There are 2 well-known code formatting tools: phpcs and php-cs-fixer. If you configure them on the default PSR-2 rules on a large project, then launching the phpcs automatic fixer (phpcbf) will change something after running php-cs-fixer on the same set of files. And php-cs-fixer after phpcbf too. And checks can also fall. And so in a circle.

But if you take easy-coding-standard, which is a wrapper over phpcs and php-cs-fixer, it will format the code in a way that does not match both the first and second separately. So I do not recommend dragging everything into the project at once.

After the report, we will open a zoom room for communication with you. What can I ask you, in addition to the topic? What other expertise would you like to share?

From the most interesting and the latest - I can share the experience of launching real projects on the Roadrunner + Cycle ORM + Spiral and PHP 7.4 stack with the active use of typed properties. There were some nuances.


We automated the delivery as best we could. And now we have 5 languages ​​in the team (Evgeny Salnikov, Lamoda) - 15:00


What are you telling about?

About a team that is not afraid to support several systems in different languages ​​- there are PHP, and Java, and Typescript, and Kotlin, and utilities on Go. When I came to her, I was slightly shocked. Now I'm used to it: I’ll tell you how to be part of such a team, how we plan and support the work of our systems.

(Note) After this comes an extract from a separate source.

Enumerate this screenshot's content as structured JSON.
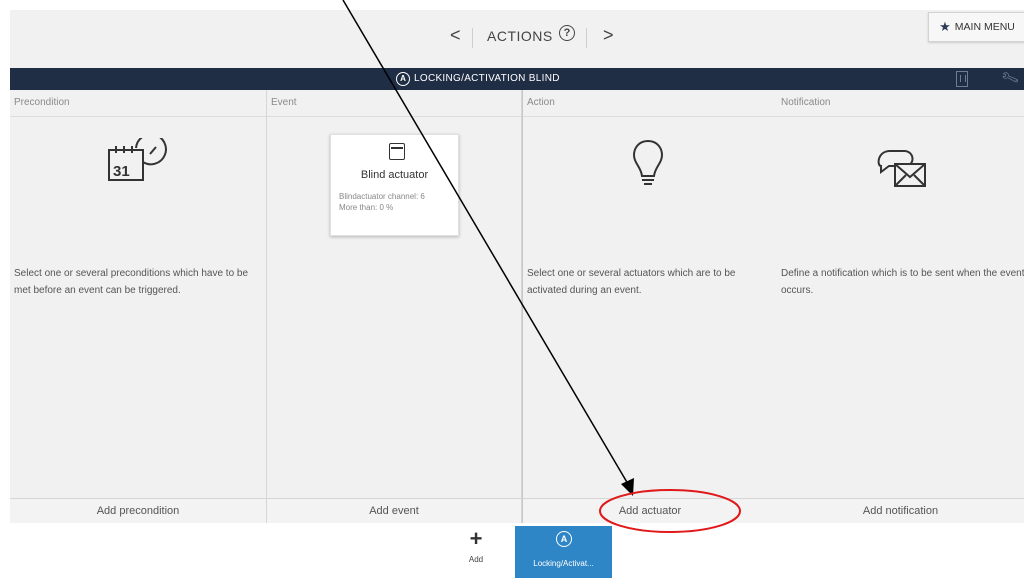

Tell me a little story that will not be included in the report due to timing, but it seems interesting to you?

I can tell you on the sidelines how I got a job in this team, why there, how the process of onboarding and hiring was arranged.

After the report, we will open a zoom room for communication with you. What can I ask you, in addition to the topic? What other expertise would you like to share?

I am almost 40, I have run out of a work book and two inserts in it. So I can share how to feel good in IT)

ps We hope that on the 30th you will also feel good and take a look at our online. There will be many more interesting people with interesting experience.